AFRICA. VECCHI E NUOVI COLONIALISMI
Quando si marcia contro il nemico, bisogna esser sicuri che il nemico non marci alla nostra testa. Il caso statunitense è straordinario. Quel ch’era sotto accusa in seguito alle violenze della polizia in certi stati è stato gradualmente stravolto. Alla fine, un sistema che ormai da oltre un secolo e mezzo avrebbe dovuto estirpare qualunque tipo di razzismo è stato tacitamente assolto: e la gente si è accontentata di ribadire la vecchia condanna contro la CSA razzista, la sconfitta della Guerra di Secessione, e con l’abbattere le statue del generale Lee, personalmente cattolico e antischiavista. Avevano cominciato a individuare qualche responsabile effettivo, hanno finito col prendersela con “Via col Vento”. Stessa storia in Italia. La protesta è partita contro il perdurante razzismo negli Stati Uniti (un razzismo nato fra l’altro dalla diffusa ingiustizia che infuria in quel paese tanto sui bianchi quanto sui neri; per non parlar dei rossi, ormai spazzati via dal genocidio) ed ha approdato alle accuse contro il colonialismo e il razzismo fascisti, dei quali sarebbe stato esempio Indro Montanelli. Il nostro governo, se non altro come partner della NATO e di altri non commendevoli affari che hanno portato ad esempio alla destabilizzazione della Libia, può dormire sonni tranquilli. Le infamie italiane contro l’Africa le hanno commesse i fascisti come Montanelli. I quattro milioni di bengalesi fatti morir di fame da WC sono già scomparsi dalle cronache. Siamo tornati alle denunzie dell’ANPI. Continuiamo così: continuiamo a farci del male. Però leggetevi quanto segue: davanti al neoimperialismo democratico denunziato da Dinucci, l’imperialismo straccione rievocato da montanelli (che aveva senza dubbio l sue colpe) fa quasi tenerezza.

MANLIO DINUCCI
FACEBOOK ACCERCHIA L’AFRICA
Molte industrie e società di servizi stanno fallendo o ridimensionandosi a causa del lockdown e della conseguente crisi. C’è invece chi ha guadagnato da tutto questo. Facebook, Google (proprietario di YouTube), Microsoft, Apple e Amazon – scrive The New York Times – “stanno facendo aggressivamente nuove scommesse, poiché la pandemia del coronavirus li ha resi servizi quasi essenziali”. Tutti questi “Tech Giants” (Giganti della tecnologia) sono statunitensi.

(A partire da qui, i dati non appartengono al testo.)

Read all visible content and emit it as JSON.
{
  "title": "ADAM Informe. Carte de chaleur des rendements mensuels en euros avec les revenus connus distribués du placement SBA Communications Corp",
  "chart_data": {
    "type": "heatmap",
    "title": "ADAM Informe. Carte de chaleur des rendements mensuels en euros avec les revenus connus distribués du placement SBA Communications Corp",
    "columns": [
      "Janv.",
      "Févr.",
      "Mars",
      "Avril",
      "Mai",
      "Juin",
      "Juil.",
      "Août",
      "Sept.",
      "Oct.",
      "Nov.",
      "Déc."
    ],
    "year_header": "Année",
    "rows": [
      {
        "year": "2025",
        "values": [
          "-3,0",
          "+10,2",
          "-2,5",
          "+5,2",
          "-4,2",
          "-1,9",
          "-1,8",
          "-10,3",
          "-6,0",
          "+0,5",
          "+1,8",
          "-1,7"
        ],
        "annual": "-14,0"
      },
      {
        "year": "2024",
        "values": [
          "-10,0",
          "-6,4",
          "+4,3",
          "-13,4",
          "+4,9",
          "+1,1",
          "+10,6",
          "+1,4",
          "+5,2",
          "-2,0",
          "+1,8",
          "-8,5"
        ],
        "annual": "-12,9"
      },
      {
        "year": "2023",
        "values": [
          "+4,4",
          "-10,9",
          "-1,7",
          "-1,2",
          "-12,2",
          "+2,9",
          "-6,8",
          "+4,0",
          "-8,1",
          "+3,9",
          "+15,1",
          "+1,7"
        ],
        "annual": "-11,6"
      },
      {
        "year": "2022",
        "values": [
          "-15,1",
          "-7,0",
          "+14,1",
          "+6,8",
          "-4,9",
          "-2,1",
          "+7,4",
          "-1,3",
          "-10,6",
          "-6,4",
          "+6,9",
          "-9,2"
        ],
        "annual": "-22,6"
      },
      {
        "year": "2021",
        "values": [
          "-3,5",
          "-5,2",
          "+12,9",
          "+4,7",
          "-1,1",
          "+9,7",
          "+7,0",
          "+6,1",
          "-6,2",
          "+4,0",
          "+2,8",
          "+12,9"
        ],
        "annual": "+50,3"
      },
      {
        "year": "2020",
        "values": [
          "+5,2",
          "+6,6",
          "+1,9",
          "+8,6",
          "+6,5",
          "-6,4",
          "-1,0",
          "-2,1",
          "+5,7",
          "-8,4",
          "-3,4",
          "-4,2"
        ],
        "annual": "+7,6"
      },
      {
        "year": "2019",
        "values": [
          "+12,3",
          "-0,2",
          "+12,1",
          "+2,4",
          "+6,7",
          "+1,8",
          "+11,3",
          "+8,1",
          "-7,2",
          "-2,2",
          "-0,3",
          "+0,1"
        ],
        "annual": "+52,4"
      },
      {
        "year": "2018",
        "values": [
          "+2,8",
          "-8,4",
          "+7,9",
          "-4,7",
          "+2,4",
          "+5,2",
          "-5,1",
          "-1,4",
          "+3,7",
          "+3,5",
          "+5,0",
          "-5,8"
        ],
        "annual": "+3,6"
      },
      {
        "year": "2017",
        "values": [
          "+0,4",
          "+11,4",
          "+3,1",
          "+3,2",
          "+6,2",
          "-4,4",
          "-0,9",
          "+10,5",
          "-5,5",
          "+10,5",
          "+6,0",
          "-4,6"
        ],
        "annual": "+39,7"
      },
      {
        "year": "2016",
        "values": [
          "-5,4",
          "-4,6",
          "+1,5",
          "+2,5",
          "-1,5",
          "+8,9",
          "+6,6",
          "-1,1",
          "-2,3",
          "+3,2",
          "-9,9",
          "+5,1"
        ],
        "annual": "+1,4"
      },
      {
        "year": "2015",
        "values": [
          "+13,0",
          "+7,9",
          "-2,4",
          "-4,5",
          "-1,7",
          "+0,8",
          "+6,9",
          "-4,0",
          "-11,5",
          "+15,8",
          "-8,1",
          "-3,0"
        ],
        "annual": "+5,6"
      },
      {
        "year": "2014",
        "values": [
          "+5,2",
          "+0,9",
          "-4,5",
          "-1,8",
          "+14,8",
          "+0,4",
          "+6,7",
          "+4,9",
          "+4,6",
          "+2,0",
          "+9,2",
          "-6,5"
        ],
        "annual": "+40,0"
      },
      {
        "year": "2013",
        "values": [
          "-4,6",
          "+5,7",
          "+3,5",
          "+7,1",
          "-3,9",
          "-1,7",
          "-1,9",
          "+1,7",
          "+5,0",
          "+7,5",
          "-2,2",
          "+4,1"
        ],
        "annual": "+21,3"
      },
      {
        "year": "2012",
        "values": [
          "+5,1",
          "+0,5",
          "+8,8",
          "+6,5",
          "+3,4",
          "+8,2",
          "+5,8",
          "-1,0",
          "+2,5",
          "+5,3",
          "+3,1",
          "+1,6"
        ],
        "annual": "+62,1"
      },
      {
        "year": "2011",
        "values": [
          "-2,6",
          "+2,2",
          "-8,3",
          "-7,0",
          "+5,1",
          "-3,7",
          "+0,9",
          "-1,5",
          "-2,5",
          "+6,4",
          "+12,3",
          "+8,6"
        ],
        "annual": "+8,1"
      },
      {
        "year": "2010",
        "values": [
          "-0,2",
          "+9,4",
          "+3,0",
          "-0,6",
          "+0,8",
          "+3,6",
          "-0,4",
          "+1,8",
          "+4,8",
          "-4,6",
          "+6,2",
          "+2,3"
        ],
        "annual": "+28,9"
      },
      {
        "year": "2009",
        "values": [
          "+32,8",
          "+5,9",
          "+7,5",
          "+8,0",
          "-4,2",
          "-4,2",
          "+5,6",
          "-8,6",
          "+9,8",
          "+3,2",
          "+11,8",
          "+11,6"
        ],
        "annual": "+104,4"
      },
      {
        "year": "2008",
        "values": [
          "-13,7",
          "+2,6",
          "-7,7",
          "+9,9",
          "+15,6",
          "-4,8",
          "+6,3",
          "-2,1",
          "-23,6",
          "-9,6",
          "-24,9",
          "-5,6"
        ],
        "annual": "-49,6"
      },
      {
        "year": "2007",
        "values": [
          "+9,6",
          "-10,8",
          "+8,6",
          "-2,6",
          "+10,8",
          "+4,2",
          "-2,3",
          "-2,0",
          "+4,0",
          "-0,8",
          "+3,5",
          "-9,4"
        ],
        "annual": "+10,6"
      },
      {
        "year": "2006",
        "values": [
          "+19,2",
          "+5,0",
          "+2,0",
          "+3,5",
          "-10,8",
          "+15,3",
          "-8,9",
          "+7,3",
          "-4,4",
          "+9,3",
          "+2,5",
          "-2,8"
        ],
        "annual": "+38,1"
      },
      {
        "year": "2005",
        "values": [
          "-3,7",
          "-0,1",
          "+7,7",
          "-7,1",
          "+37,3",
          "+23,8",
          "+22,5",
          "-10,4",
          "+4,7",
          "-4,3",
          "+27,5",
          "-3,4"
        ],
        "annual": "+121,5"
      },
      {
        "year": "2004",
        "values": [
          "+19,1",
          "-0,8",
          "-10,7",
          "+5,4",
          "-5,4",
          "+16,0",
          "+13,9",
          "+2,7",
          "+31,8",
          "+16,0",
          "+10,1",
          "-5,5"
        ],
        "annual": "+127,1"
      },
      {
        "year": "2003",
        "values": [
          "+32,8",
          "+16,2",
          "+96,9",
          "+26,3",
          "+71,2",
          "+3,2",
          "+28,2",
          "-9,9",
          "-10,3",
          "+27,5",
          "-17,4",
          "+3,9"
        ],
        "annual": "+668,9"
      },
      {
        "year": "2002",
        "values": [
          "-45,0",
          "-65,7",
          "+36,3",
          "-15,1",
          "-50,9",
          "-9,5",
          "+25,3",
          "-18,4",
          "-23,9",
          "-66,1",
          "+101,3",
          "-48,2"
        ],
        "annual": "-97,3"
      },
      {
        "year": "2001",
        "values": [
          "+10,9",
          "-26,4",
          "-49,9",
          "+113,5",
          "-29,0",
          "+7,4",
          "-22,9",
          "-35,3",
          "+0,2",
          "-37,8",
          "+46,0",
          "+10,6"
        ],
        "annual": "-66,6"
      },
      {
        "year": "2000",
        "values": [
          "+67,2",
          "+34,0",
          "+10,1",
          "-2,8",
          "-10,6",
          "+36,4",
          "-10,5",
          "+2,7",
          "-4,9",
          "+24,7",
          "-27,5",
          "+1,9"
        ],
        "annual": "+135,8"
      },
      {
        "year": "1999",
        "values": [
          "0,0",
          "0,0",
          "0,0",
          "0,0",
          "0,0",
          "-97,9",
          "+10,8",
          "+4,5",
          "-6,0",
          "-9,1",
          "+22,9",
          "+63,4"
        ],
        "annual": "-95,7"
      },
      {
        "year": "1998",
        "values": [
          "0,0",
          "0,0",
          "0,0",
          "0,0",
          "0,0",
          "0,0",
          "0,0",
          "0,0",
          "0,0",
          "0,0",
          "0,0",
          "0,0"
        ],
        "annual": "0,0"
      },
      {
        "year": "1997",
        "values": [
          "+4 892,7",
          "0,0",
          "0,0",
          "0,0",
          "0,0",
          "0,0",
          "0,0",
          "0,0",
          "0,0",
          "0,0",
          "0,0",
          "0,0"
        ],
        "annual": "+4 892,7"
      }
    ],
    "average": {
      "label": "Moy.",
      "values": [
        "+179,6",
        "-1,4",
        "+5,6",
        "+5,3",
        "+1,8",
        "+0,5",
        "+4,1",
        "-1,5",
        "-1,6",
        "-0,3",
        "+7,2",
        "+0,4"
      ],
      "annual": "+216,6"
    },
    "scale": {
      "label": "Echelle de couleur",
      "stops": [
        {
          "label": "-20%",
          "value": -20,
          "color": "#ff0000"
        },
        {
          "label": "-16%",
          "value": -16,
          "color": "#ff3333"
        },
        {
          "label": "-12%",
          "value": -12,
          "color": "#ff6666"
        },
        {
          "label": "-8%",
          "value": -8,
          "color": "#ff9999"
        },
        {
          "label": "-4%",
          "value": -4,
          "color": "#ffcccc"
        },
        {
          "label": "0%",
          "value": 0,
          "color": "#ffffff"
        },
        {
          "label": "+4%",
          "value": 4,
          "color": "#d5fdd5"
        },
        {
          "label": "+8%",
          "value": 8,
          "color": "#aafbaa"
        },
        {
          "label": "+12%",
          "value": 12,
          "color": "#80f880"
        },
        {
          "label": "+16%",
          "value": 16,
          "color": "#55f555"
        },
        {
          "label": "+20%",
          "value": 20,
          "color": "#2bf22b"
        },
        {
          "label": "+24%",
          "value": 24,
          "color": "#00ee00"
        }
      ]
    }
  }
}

Facebook – definito non più social network ma “ecosistema”, di cui fanno parte anche WhatsApp, Instagram e Messenger – ha superato i 3 miliardi di utenti mensili. Non c’è quindi da stupirsi se, in piena crisi da coronavirus, Facebook lancia il progetto di una delle maggiori reti di cavi sottomarini, la 2Africa: lunga 37.000 km (quasi la massima circonferenza della Terra), circonderà l’intero continente africano, collegandolo a nord all’Europa e ad est al Medioriente.
I paesi interconnessi saranno inizialmente 23. Partendo dalla Gran Bretagna, la rete collegherà il Portogallo prima di iniziare il suo cerchio attorno all’Africa attraverso Senegal, Costa d’Avorio, Ghana, Nigeria, Gabon, Repubblica del Congo, Repubblica Democratica del Congo, Sudafrica, Mozambico, Madagascar, Tanzania, Kenya, Somalia, Gibuti, Sudan, Egitto. In quest’ultimo tratto, la rete sarà collegata a Oman e Arabia Saudita. Quindi, attraverso il Mediterraneo, arriverà in Italia e da qui in Francia e Spagna.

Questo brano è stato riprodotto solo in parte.